Selecting an Appropriate Inference Procedure
Students often confuse Homogeneity and Independence because the math is identical. The difference lies entirely in the study design (how the data was collected).
The Decision Matrix
| Feature | Goodness of Fit | Homogeneity | Independence |
|---|---|---|---|
| Number of Samples | One Sample | Two or more samples (or groups) | One Sample |
| Variables | 1 Variable | 1 Variable (compared across groups) | 2 Variables (cross-categorized) |
| Question asked | "Does it match the model?" | "Are the groups the same?" | "Are variables related?" |

Quick Check Routine
- Look at the total 'N': Did we survey 100 people total (Independence), or did we take 100 men and 100 women (Homogeneity)?

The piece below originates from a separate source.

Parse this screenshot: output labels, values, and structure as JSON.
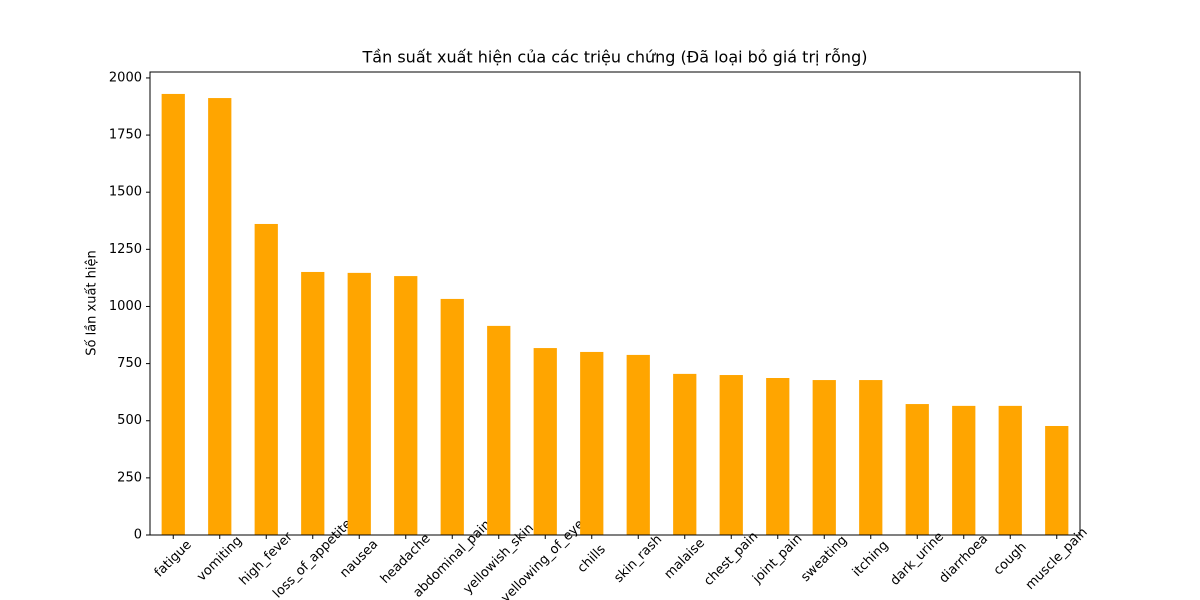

- Look at the Hypotheses: Are we comparing distributions (Homogeneity) or looking for a relationship/association (Independence)?

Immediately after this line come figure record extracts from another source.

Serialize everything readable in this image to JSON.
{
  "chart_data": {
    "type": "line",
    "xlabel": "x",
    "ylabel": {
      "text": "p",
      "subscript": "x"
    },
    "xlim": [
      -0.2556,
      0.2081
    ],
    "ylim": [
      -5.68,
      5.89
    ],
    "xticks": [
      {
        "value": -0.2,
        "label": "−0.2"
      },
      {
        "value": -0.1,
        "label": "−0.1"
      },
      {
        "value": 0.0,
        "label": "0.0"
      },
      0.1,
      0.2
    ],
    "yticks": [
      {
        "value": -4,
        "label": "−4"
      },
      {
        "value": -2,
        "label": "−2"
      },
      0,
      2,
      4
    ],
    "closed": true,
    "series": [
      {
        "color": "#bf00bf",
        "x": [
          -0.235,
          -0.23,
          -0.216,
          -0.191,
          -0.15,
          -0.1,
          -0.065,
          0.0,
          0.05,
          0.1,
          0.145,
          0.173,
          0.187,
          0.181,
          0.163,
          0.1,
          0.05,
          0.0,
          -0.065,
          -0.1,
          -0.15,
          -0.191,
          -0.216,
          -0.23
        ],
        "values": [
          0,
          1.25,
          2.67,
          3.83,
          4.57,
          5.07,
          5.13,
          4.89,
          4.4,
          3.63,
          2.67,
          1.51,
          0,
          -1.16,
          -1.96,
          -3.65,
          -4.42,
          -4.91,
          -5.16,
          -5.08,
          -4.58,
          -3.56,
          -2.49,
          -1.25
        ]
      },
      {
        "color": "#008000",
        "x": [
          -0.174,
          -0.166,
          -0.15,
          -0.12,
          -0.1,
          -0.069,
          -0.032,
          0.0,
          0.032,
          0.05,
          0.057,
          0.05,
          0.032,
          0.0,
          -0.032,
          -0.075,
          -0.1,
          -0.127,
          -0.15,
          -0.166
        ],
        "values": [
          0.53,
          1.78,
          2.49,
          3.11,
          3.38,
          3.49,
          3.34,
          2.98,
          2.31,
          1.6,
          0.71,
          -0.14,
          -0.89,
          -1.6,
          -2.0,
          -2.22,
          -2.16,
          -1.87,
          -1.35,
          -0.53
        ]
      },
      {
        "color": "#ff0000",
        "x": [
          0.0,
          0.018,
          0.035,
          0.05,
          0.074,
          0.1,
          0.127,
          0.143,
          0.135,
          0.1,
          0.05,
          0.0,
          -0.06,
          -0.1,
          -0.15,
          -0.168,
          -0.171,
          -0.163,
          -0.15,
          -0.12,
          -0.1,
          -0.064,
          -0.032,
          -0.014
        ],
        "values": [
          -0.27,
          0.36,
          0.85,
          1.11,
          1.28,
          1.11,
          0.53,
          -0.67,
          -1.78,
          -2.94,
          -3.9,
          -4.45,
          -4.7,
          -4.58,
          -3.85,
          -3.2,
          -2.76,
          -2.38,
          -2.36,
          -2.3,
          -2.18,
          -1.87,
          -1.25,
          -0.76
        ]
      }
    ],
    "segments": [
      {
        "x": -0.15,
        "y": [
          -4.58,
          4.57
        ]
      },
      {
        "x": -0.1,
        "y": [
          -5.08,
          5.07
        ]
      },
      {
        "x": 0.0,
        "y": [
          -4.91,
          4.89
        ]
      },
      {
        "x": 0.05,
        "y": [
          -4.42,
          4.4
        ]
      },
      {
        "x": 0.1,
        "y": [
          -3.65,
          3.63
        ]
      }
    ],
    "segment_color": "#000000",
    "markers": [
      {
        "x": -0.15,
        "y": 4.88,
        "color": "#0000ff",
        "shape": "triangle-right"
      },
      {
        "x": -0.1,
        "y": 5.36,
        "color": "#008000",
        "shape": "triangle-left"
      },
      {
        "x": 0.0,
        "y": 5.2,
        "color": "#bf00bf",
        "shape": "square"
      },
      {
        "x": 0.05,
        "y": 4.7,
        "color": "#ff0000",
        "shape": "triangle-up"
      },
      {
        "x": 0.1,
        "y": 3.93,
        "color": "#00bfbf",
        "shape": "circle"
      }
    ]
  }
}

Common Mistakes & Pitfalls
1. Large Counts Condition Error
Mistake: Checking if the Observed counts are $\ge 5$.
Correction: The condition applies to Expected counts. The theoretical model must be robust enough, regardless of what we actually observed.
2. Proportion vs. Counts
Mistake: Entering percentages or proportions into the matrix for calculation.
Correction: Chi-Square tests run on counts (integers) only. You cannot calculate $\chi^2$ from percentages.
3. Phrasing Hypotheses
Mistake: Writing hypotheses for Independence/Homogeneity using symbols (like $\mu$ or $p$).
Correction: These hypotheses are usually written in words.
- Correct: $H_0$: Gender and Political Party are independent.
- Incorrect: $H0: p1 = p_2$ (This is for a z-test, or relies on 2x2 tables only).
4. "Accepting" the Null
Mistake: Concluding that "The distributions are the same" when $P > \alpha$.
Correction: We never prove the null. Modeling phrasing: "We do not have sufficient evidence to conclude the distributions are different."
5. Follow-up Analysis
Recall: If the test is significant (reject $H_0$), look at the individual contributions to the $\chi^2$ sum. The cell with the largest contribution (Observed - Expected deviation) is the main driver of the association or difference.